2. Mobile apps are currently very limited in terms of advanced sorting functionality, and I don't know where to be looking for improvements in the future, but for a desktop application, I would _highly_ recommend MediaMonkey as one of the most powerful applications (and far less butt-ugly than WinAmp). I believe it does all your sorting points in (2) (the only one I'm uncertain about is the shuffle by album), and its playlists are fantastic, with either standard drag-and-drop, or the smartest smart playlists you can make.

2a. I don't think it's likely that you're going to get a player so intelligent about classical music that it's going to distinguish between different kinds of artists (intelligence is also a confound for 2e), but MediaMonkey has the largest number of customisable ID3 tags that I've seen. I personally use the artist field for performers and conductors; the composer field for composers; and from a maximum of 5, I use 3 renamed custom fields for orchestra, period, and nationality. These are all sortable so that if you ever want to just listen to 20th Century French music for an evening, that portion of your library is just a few clicks away.

2b. MediaMonkey allows you to put multiple entries in all tag fields, genre included (though this is more important for artist sorting, I'd say). The default separator is ";", but this can be changed.

2c. Another check for MediaMonkey.

2d. How is it supposed to know how to label a track if it doesn't have an initial title?  Personally, I prefer not to have tempo markings in my track titles (I just use movement markers, so, for example, Symphony No. X (Op. Y), I and Symphony No. X (Op. Y), II), so I don't think this should be universally enforced.

3. MediaMonkey has such an auto-organise function if you upgrade to the paid version (everything else is free, but you can actually get the paid version for free, legitimately, if you do a bit of hoop-jumping). You can have it automatically arrange things into folders by tags. So, for example, my current set-up is that I dump MP3s without thinking in a folder called "Recordings", and MediaMonkey automatically rearranges the files into a ~Recordings\<Album Name>\ hierarchy. Obviously, you can change what tags you want to become folders, and you can have as many levels as you like. This is particularly efficient because the application will immediately rename files and folders the instant you change a relevant tag name within the program, and will delete empty folders it created previously if you're no longer using them.

4. I'm personally not big on social functions, but another great thing about MediaMonkey is that you can customise it further with downloadable extensions. I am aware of a last.fm scrobbler, so you can indirectly use their service for sharing.

4a-4d. These are social components that no service offers that I'm aware of, though I don't much care.  Because I don't live in the U.S., I haven't been able to explore Google Music, but it does seem to have some unprecedented sharing functions such as listening to someone else's shared music once for free online.

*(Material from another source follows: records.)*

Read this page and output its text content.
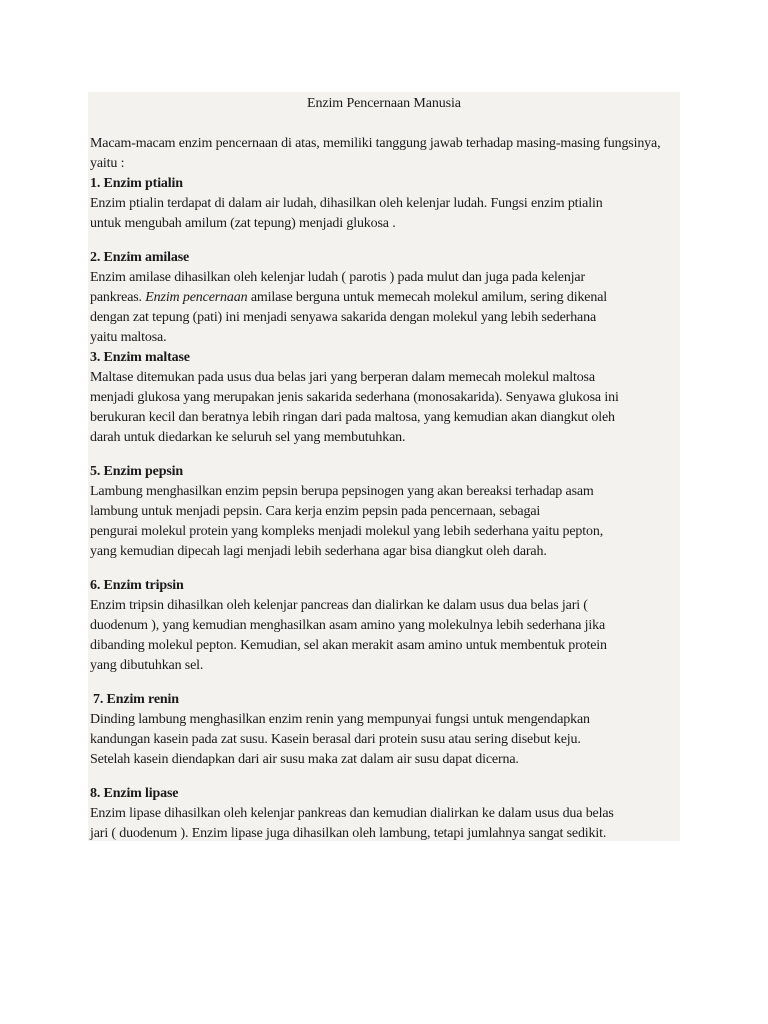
Enzim Pencernaan Manusia

Macam-macam enzim pencernaan di atas, memiliki tanggung jawab terhadap masing-masing fungsinya, yaitu :

1. Enzim ptialin

Enzim ptialin terdapat di dalam air ludah, dihasilkan oleh kelenjar ludah. Fungsi enzim ptialin

untuk mengubah amilum (zat tepung) menjadi glukosa .

2. Enzim amilase

Enzim amilase dihasilkan oleh kelenjar ludah ( parotis ) pada mulut dan juga pada kelenjar

pankreas. Enzim pencernaan amilase berguna untuk memecah molekul amilum, sering dikenal

dengan zat tepung (pati) ini menjadi senyawa sakarida dengan molekul yang lebih sederhana

yaitu maltosa.

3. Enzim maltase

Maltase ditemukan pada usus dua belas jari yang berperan dalam memecah molekul maltosa

menjadi glukosa yang merupakan jenis sakarida sederhana (monosakarida). Senyawa glukosa ini

berukuran kecil dan beratnya lebih ringan dari pada maltosa, yang kemudian akan diangkut oleh

darah untuk diedarkan ke seluruh sel yang membutuhkan.

5. Enzim pepsin

Lambung menghasilkan enzim pepsin berupa pepsinogen yang akan bereaksi terhadap asam

lambung untuk menjadi pepsin. Cara kerja enzim pepsin pada pencernaan, sebagai

pengurai molekul protein yang kompleks menjadi molekul yang lebih sederhana yaitu pepton,

yang kemudian dipecah lagi menjadi lebih sederhana agar bisa diangkut oleh darah.

6. Enzim tripsin

Enzim tripsin dihasilkan oleh kelenjar pancreas dan dialirkan ke dalam usus dua belas jari (

duodenum ), yang kemudian menghasilkan asam amino yang molekulnya lebih sederhana jika

dibanding molekul pepton. Kemudian, sel akan merakit asam amino untuk membentuk protein

yang dibutuhkan sel.

7. Enzim renin

Dinding lambung menghasilkan enzim renin yang mempunyai fungsi untuk mengendapkan

kandungan kasein pada zat susu. Kasein berasal dari protein susu atau sering disebut keju.

Setelah kasein diendapkan dari air susu maka zat dalam air susu dapat dicerna.

8. Enzim lipase

Enzim lipase dihasilkan oleh kelenjar pankreas dan kemudian dialirkan ke dalam usus dua belas

jari ( duodenum ). Enzim lipase juga dihasilkan oleh lambung, tetapi jumlahnya sangat sedikit.
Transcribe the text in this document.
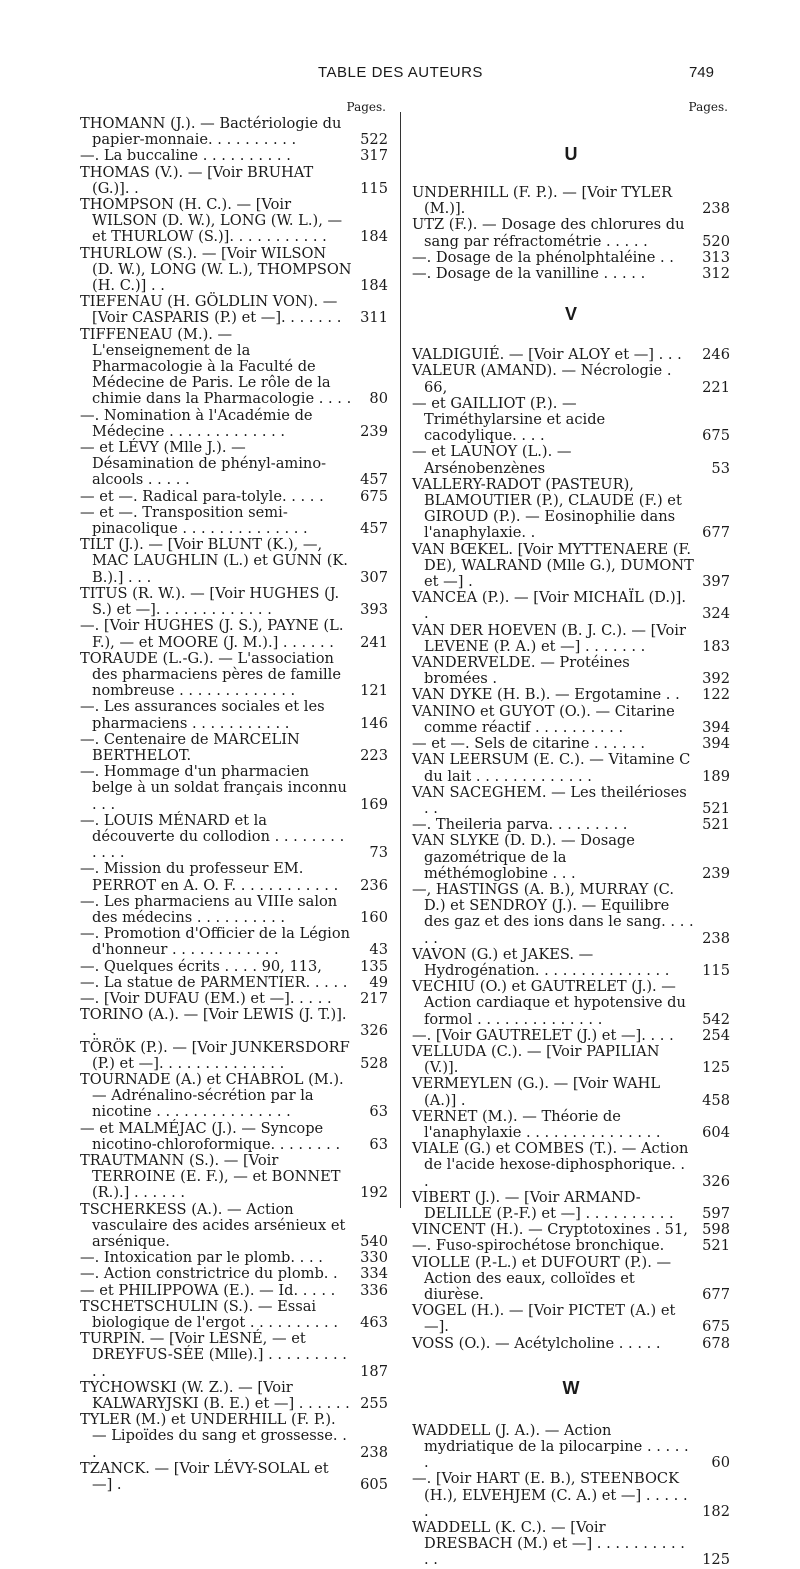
TABLE DES AUTEURS	749
Pages.

THOMANN (J.). — Bactériologie du papier-monnaie. . . . . . . . . .	522

—. La buccaline . . . . . . . . . .	317

THOMAS (V.). — [Voir BRUHAT (G.)]. .	115

THOMPSON (H. C.). — [Voir WILSON (D. W.), LONG (W. L.), — et THURLOW (S.)]. . . . . . . . . . . 184

THURLOW (S.). — [Voir WILSON (D. W.), LONG (W. L.), THOMPSON (H. C.)] . .	184

TIEFENAU (H. GÖLDLIN VON). — [Voir CASPARIS (P.) et —]. . . . . . . 311

TIFFENEAU (M.). — L'enseignement de la Pharmacologie à la Faculté de Médecine de Paris. Le rôle de la chimie dans la Pharmacologie . . . . 80

—. Nomination à l'Académie de Médecine . . . . . . . . . . . . .	239

— et LÉVY (Mlle J.). — Désamination de phényl-amino-alcools . . . . .	457

— et —. Radical para-tolyle. . . . . 675

— et —. Transposition semi-pinacolique . . . . . . . . . . . . . .	457

TILT (J.). — [Voir BLUNT (K.), —, MAC LAUGHLIN (L.) et GUNN (K. B.).] . . .	307

TITUS (R. W.). — [Voir HUGHES (J. S.) et —]. . . . . . . . . . . . .	393

—. [Voir HUGHES (J. S.), PAYNE (L. F.), — et MOORE (J. M.).] . . . . . . 241

TORAUDE (L.-G.). — L'association des pharmaciens pères de famille nombreuse . . . . . . . . . . . . .	121

—. Les assurances sociales et les pharmaciens . . . . . . . . . . .	146

—. Centenaire de MARCELIN BERTHELOT.	223

—. Hommage d'un pharmacien belge à un soldat français inconnu . . .	169

—. LOUIS MÉNARD et la découverte du collodion . . . . . . . . . . . .	73

—. Mission du professeur EM. PERROT en A. O. F. . . . . . . . . . . . 236

—. Les pharmaciens au VIIIe salon des médecins . . . . . . . . . .	160

—. Promotion d'Officier de la Légion d'honneur . . . . . . . . . . . .	43

—. Quelques écrits . . . . 90, 113,	135

—. La statue de PARMENTIER. . . . . 49

—. [Voir DUFAU (EM.) et —]. . . . . 217

TORINO (A.). — [Voir LEWIS (J. T.)]. .	326

TÖRÖK (P.). — [Voir JUNKERSDORF (P.) et —]. . . . . . . . . . . . . .	528

TOURNADE (A.) et CHABROL (M.). — Adrénalino-sécrétion par la nicotine . . . . . . . . . . . . . . .	63

— et MALMÉJAC (J.). — Syncope nicotino-chloroformique. . . . . . . . 63

TRAUTMANN (S.). — [Voir TERROINE (E. F.), — et BONNET (R.).] . . . . . .	192

TSCHERKESS (A.). — Action vasculaire des acides arsénieux et arsénique.	540

—. Intoxication par le plomb. . . .	330

—. Action constrictrice du plomb. . 334

— et PHILIPPOWA (E.). — Id. . . . . 336

TSCHETSCHULIN (S.). — Essai biologique de l'ergot . . . . . . . . . . 463

TURPIN. — [Voir LESNÉ, — et DREYFUS-SÉE (Mlle).] . . . . . . . . . . .	187

TYCHOWSKI (W. Z.). — [Voir KALWARYJSKI (B. E.) et —] . . . . . . 255

TYLER (M.) et UNDERHILL (F. P.). — Lipoïdes du sang et grossesse. . .	238

TZANCK. — [Voir LÉVY-SOLAL et —] .	605

Pages.
U

UNDERHILL (F. P.). — [Voir TYLER (M.)].	238

UTZ (F.). — Dosage des chlorures du sang par réfractométrie . . . . .	520

—. Dosage de la phénolphtaléine . . 313

—. Dosage de la vanilline . . . . .	312

V

VALDIGUIÉ. — [Voir ALOY et —] . . . 246

VALEUR (AMAND). — Nécrologie . 66,	221

— et GAILLIOT (P.). — Triméthylarsine et acide cacodylique. . . .	675

— et LAUNOY (L.). — Arsénobenzènes	53

VALLERY-RADOT (PASTEUR), BLAMOUTIER (P.), CLAUDE (F.) et GIROUD (P.). — Eosinophilie dans l'anaphylaxie. .	677

VAN BŒKEL. [Voir MYTTENAERE (F. DE), WALRAND (Mlle G.), DUMONT et —] .	397

VANCEA (P.). — [Voir MICHAÏL (D.)]. .	324

VAN DER HOEVEN (B. J. C.). — [Voir LEVENE (P. A.) et —] . . . . . . .	183

VANDERVELDE. — Protéines bromées .	392

VAN DYKE (H. B.). — Ergotamine . . 122

VANINO et GUYOT (O.). — Citarine comme réactif . . . . . . . . . .	394

— et —. Sels de citarine . . . . . .	394

VAN LEERSUM (E. C.). — Vitamine C du lait . . . . . . . . . . . . .	189

VAN SACEGHEM. — Les theilérioses . .	521

—. Theileria parva. . . . . . . . .	521

VAN SLYKE (D. D.). — Dosage gazométrique de la méthémoglobine . . .	239

—, HASTINGS (A. B.), MURRAY (C. D.) et SENDROY (J.). — Equilibre des gaz et des ions dans le sang. . . . . .	238

VAVON (G.) et JAKES. — Hydrogénation. . . . . . . . . . . . . . . 115

VECHIU (O.) et GAUTRELET (J.). — Action cardiaque et hypotensive du formol . . . . . . . . . . . . . .	542

—. [Voir GAUTRELET (J.) et —]. . . . 254

VELLUDA (C.). — [Voir PAPILIAN (V.)].	125

VERMEYLEN (G.). — [Voir WAHL (A.)] .	458

VERNET (M.). — Théorie de l'anaphylaxie . . . . . . . . . . . . . . .	604

VIALE (G.) et COMBES (T.). — Action de l'acide hexose-diphosphorique. . .	326

VIBERT (J.). — [Voir ARMAND-DELILLE (P.-F.) et —] . . . . . . . . . . 597

VINCENT (H.). — Cryptotoxines . 51, 598

—. Fuso-spirochétose bronchique.	521

VIOLLE (P.-L.) et DUFOURT (P.). — Action des eaux, colloïdes et diurèse.	677

VOGEL (H.). — [Voir PICTET (A.) et —].	675

VOSS (O.). — Acétylcholine . . . . .	678

W

WADDELL (J. A.). — Action mydriatique de la pilocarpine . . . . . .	60

—. [Voir HART (E. B.), STEENBOCK (H.), ELVEHJEM (C. A.) et —] . . . . . .	182

WADDELL (K. C.). — [Voir DRESBACH (M.) et —] . . . . . . . . . . . .	125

5. That would be a good idea, although I personally would have no use for it. I'm quite idiosyncratic in my music collection in that I don't care for retaining original albums. Instead, I have a library of "fake" albums - for example, an album called "Brahms: Concertos" which collates the four concertos from three different albums. The main reason I do this is that it makes navigating the library easier, and it also means I don't end up with lots of duplicates that I don't fancy.

6. Online radio is integrated into MediaMonkey with Shoutcast and Icecast, although for some reason I can't get the BBC through these.

6a. I doubt that'll happen for Spotify because they force you to use their own desktop client, however MediaMonkey utilises tabs so that you can browse the internet from within the program, which means that any web-based service such as Grooveshark or Rdio can be used.

7. MediaMonkey also has a great utility for subscribing to podcasts by RSS.


----------



## Philip (Mar 22, 2011)

tl;dr .


----------